Se i morti parlano e dall’oltretomba si mettono finanche a intestare i terreni ad altri, allora il tranello sui Fondi Ue è dietro l’angolo. Ancora una volta, in Basilicata, la Guardia di Finanza ne ha scoperto un altro e il buco erariale ai danni della Comunità europea è stato confermato anche in Appello: 36mila e 872euro di finanziamenti comunitari indebitamente percepiti. Questa la cifra che Antonello Verdone aveva incassato relativamente agli anni 2011, 2012 e 2013 per accesso al Fondo europeo agricolo di Garanzia tramite l’Ente statale italiano, Agenzia per le erogazioni in agricoltura (Agea). In Appello confermata la sentenza della Corte dei Conti di Basilicata così come emessa l’anno scorso.

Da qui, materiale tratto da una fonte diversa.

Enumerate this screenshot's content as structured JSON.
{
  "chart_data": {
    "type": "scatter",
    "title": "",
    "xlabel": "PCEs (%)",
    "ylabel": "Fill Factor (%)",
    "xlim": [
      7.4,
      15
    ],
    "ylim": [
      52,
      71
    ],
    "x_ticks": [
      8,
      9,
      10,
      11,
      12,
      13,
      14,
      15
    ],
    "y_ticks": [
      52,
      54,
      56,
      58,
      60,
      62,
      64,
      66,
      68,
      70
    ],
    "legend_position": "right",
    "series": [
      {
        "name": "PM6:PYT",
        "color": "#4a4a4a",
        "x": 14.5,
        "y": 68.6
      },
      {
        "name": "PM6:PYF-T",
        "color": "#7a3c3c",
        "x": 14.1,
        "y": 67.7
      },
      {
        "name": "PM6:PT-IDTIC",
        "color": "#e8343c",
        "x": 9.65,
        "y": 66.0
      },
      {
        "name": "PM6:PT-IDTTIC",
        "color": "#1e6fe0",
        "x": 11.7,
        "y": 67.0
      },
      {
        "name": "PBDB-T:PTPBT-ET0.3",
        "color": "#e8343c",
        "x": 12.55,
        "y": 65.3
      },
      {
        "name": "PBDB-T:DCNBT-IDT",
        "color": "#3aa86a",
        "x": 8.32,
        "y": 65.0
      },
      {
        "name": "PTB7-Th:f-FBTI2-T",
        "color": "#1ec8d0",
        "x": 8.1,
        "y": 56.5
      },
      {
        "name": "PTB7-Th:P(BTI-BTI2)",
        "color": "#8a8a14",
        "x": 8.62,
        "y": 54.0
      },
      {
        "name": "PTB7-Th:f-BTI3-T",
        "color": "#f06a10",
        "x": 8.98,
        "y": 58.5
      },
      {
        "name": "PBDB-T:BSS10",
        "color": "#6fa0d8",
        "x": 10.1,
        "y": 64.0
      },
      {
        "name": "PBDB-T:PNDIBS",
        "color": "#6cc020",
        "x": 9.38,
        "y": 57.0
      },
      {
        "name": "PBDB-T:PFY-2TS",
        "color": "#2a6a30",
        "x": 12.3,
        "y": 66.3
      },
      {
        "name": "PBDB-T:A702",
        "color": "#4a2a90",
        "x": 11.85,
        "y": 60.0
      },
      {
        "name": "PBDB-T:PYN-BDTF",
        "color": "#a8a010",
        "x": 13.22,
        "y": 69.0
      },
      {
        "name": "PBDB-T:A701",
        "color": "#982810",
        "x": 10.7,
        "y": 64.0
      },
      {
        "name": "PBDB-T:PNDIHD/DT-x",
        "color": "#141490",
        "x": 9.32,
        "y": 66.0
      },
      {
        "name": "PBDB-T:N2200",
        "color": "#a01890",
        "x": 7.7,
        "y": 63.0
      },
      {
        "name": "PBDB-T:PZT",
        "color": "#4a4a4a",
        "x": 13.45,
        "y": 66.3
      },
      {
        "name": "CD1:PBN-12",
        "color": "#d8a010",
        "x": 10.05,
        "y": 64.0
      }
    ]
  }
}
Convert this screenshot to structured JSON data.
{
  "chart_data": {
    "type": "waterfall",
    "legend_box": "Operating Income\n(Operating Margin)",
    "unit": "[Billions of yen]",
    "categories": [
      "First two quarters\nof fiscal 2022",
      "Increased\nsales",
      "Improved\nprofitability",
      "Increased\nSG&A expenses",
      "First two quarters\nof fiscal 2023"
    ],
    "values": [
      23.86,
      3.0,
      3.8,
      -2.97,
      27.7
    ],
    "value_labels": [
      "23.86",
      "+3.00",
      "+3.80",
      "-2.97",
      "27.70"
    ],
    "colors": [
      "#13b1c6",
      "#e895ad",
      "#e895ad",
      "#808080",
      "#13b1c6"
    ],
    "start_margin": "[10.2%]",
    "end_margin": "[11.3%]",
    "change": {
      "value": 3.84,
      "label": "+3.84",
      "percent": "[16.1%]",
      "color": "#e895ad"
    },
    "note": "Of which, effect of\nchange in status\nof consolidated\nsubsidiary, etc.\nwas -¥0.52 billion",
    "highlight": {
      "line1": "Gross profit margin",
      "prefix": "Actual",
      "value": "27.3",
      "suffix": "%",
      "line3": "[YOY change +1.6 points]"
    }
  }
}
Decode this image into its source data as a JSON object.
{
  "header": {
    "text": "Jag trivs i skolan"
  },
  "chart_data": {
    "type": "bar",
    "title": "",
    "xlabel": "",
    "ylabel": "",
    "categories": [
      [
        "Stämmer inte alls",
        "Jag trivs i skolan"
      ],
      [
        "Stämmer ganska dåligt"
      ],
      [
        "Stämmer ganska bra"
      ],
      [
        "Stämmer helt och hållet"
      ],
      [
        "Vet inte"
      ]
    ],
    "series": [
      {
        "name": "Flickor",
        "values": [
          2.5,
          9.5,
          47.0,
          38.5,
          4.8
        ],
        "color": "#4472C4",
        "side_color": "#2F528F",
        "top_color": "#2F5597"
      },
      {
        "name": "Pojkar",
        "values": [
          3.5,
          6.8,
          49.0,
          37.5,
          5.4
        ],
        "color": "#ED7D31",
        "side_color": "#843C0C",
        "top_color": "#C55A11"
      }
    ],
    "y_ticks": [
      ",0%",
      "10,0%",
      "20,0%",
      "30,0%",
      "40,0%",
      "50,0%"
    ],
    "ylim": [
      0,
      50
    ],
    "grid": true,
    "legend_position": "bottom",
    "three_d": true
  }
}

Il finanziamento Ue era relativo alla coltivazione di alcuni terreni, siti in agro di Stigliano, dichiarati da Verdone, «attraverso autocertificazione», come posseduti e personalmente condotti a titolo di “comodato verbale gratuito”. La circostanza, però, risultò totalmente smentita dalle indagini della Guardia di Finanza. Non solo i proprietari indicati nella dichiarazione non «corrispondevano a quelli indicati in catasto, dove i terreni risultano di proprietà altrui o in comproprietà con altri soggetti», ma soprattutto risultavano «deceduti in data anteriore a quella di decorrenza della conduzione, 1° gennaio 2011, attestata dal produttore». Nello specifico, i decessi risalgono al 2007 e al 2008. Le irregolarità delle dichiarazioni, quindi, non riguardavano tanto, o solo, la sostenuta conduzione dei terreni in virtù di contratti verbali, ma la loro «fittizietà» suffragata dagli atti anagrafici e catastali acquisiti dal Nucleo di Polizia Tributaria della GdF. Per i giudici contabili, di conseguenza, ineccepibile la responsabilità di Verdone per condotta «dolosamente orientata» alla indebita percezione del contributo comunitario. Verdone, da parte sua, ha rilevato come già l’Agea avesse a lui chiesto, in autotutela, la restituzione di oltre 6mila euro. In Appello, tuttavia, è stata ritenuta nuovamente infondata la doglianza poichè l’attività di recupero da parte dell’amministrazione «non preclude l’esercizio dell’azione contabile».
L’una non esclude l’altra. Secondo assalto della difesa: l’intervenuta prescrizione, per il difetto di prova riguardante l’occultamento doloso del danno. Anche questo motivo del ricorso, è stato giudicato infondato in quanto la riscontrata non veridicità delle domande relative alle annualità 2011, 2012, 2013, «implica logicamente», oltre all’indebita percezione dei finanziamenti pubblici, «anche l’occultamento del pregiudizio economico sopportato dell’Ente pubblico». Per quanto riguarda la prescrizione, invece, l’esordio della stessa coincide con il momento della scoperta delle falsificazioni e delle dichiarazione non veritiere, e nel caso in questione con la conclusione dell’indagine della GdF, avvenuta nell’aprile del 2016. Per questi e altri motivi confermata la condanna al pagamento della somma di 36mila e 872 euro, con l’aggiunta della rivalutazione monetaria, a favore dell’Agea.